I have a fairly high bandwidth exit node running for about a month
now
that I'm having difficulty keeping off of the
blacklist and have been informed of this listing by the VPS
provider.
The relay is running with a reduced exit policy -- and additionally
I've
blocked common mail ports, etc via IPFW so I know that no spam is actually being sent out of the relay. Still, various botnets
connections
are connecting to abuseat.org botnet sinkholes via port 80 Command&Control connection attempts. I'm at a loss at how to stop
this
or somehow detect and filter botnet traffic.
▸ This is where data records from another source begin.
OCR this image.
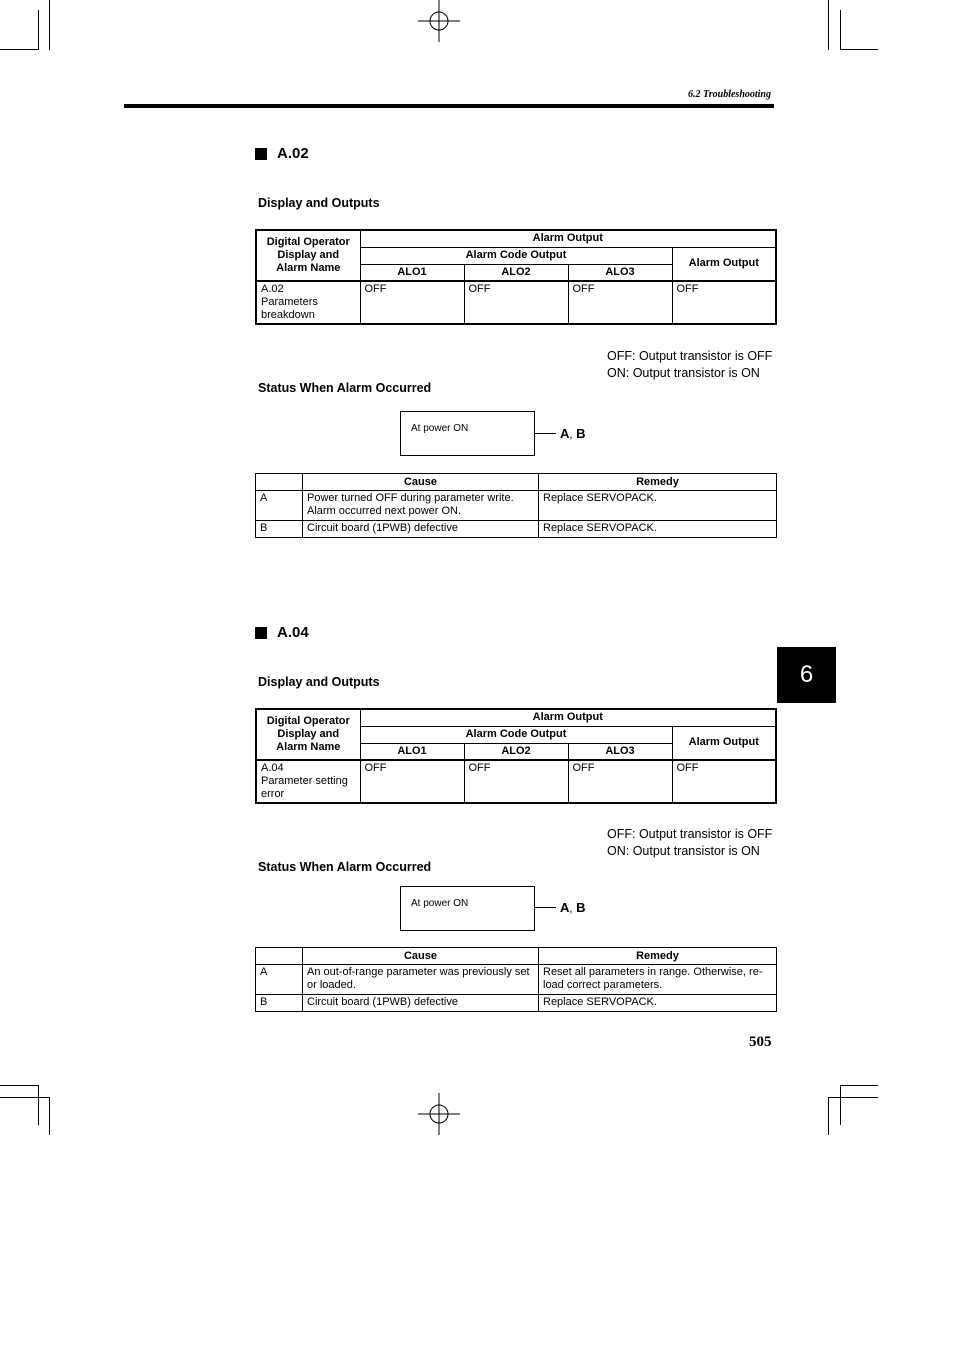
6.2 Troubleshooting
A.02
Display and Outputs
Digital Operator Display and Alarm Name	Alarm Output			
	Alarm Code Output			Alarm Output
	ALO1	ALO2	ALO3	

A.02
Parameters
breakdown	OFF	OFF	OFF	OFF
OFF: Output transistor is OFF
ON: Output transistor is ON
Status When Alarm Occurred
At power ON	A, B
	Cause	Remedy
A	Power turned OFF during parameter write. Alarm occurred next power ON.	Replace SERVOPACK.
B	Circuit board (1PWB) defective	Replace SERVOPACK.
A.04
Display and Outputs
Digital Operator Display and Alarm Name	Alarm Output			
	Alarm Code Output			Alarm Output
	ALO1	ALO2	ALO3	

A.04
Parameter setting
error	OFF	OFF	OFF	OFF
OFF: Output transistor is OFF
ON: Output transistor is ON
Status When Alarm Occurred
At power ON	A, B
	Cause	Remedy
A	An out-of-range parameter was previously set or loaded.	Reset all parameters in range. Otherwise, re-load correct parameters.
B	Circuit board (1PWB) defective	Replace SERVOPACK.
6
505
I've informed the VPS provider that I'm on top of it and have the machine configured to not actually allow this sort of malicious
traffic
out and they seem to be generally happy with that explanation, but
a
better solution if one exists would be appreciated.
Thanks,
Julian Plamann
julian (at) amity.be GPG: 0x96881D83
Don't know if this will help, but maybe:
ExitPolicy reject 85.159.211.119 # Cryptolocker ExitPolicy reject 212.71.250.4 # Cryptolocker ExitPolicy reject 54.83.43.69 # Cryptolocker ExitPolicy reject 192.42.116.41 # Cryptolocker ExitPolicy reject 192.42.119.41 # Cryptolocker ExitPolicy reject 198.98.103.253 # Cryptolocker ExitPolicy reject 208.64.121.161 # Cryptolocker ExitPolicy reject 142.0.36.234 # Cryptolocker ExitPolicy reject 173.193.197.194 # Cryptolocker
In general, I see complaints about abuse from the exit relays we run due to someone using Tor to try to exploit remote web server scripts and databases and the like. I don't think there's anything that can be done about it? I would say that it's just part of what you get coming out out of Tor exit nodes.
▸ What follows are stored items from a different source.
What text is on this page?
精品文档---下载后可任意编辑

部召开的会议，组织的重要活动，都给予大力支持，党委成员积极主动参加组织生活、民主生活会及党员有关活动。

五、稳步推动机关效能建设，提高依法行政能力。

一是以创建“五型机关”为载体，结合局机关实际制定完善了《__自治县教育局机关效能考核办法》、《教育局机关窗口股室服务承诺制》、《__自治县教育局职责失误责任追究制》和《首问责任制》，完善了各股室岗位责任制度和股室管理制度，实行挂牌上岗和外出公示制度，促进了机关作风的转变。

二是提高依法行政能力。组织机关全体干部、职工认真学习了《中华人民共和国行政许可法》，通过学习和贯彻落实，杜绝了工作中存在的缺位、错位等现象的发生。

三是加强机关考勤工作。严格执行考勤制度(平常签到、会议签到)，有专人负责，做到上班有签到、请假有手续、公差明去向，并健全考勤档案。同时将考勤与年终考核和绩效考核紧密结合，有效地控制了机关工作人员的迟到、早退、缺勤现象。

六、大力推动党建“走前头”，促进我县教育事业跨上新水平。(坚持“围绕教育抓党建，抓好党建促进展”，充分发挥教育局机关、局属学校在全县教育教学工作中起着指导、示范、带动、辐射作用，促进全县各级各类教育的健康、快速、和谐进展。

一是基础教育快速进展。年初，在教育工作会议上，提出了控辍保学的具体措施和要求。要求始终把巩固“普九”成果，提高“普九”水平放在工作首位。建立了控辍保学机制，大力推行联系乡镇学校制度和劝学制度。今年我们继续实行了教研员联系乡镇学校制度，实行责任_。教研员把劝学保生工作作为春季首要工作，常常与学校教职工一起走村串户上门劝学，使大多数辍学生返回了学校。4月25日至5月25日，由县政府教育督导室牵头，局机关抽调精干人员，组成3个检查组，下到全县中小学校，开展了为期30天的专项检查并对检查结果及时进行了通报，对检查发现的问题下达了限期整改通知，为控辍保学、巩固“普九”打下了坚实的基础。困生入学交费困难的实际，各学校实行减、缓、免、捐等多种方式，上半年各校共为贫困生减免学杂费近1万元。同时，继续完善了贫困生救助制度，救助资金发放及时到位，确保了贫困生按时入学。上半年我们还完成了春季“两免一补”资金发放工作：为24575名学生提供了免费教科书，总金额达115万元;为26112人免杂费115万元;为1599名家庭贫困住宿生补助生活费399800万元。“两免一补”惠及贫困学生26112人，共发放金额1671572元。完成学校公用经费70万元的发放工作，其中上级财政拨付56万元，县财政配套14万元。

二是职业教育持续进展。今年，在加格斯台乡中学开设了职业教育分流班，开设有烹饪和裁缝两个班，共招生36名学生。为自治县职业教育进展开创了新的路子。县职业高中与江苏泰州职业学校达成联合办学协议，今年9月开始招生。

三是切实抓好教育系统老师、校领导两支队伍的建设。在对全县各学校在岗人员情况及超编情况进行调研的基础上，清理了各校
If anyone else has any better advice feel free to correct me but, I think it might be accurate to explain to the upstream that Tor exits will generate certain kinds of abuse complaints as part of normal operation. They open proxy web-related ports out, and some people abuse Tor for web hacking types of activity.
I would say that it is normal for Tor exits to live permanently on certain kinds of blacklists. They do not need to be on the spam email related ones (reject *:25 and other email ports), but they will land on other types of blacklists, and I don't think it can be helped.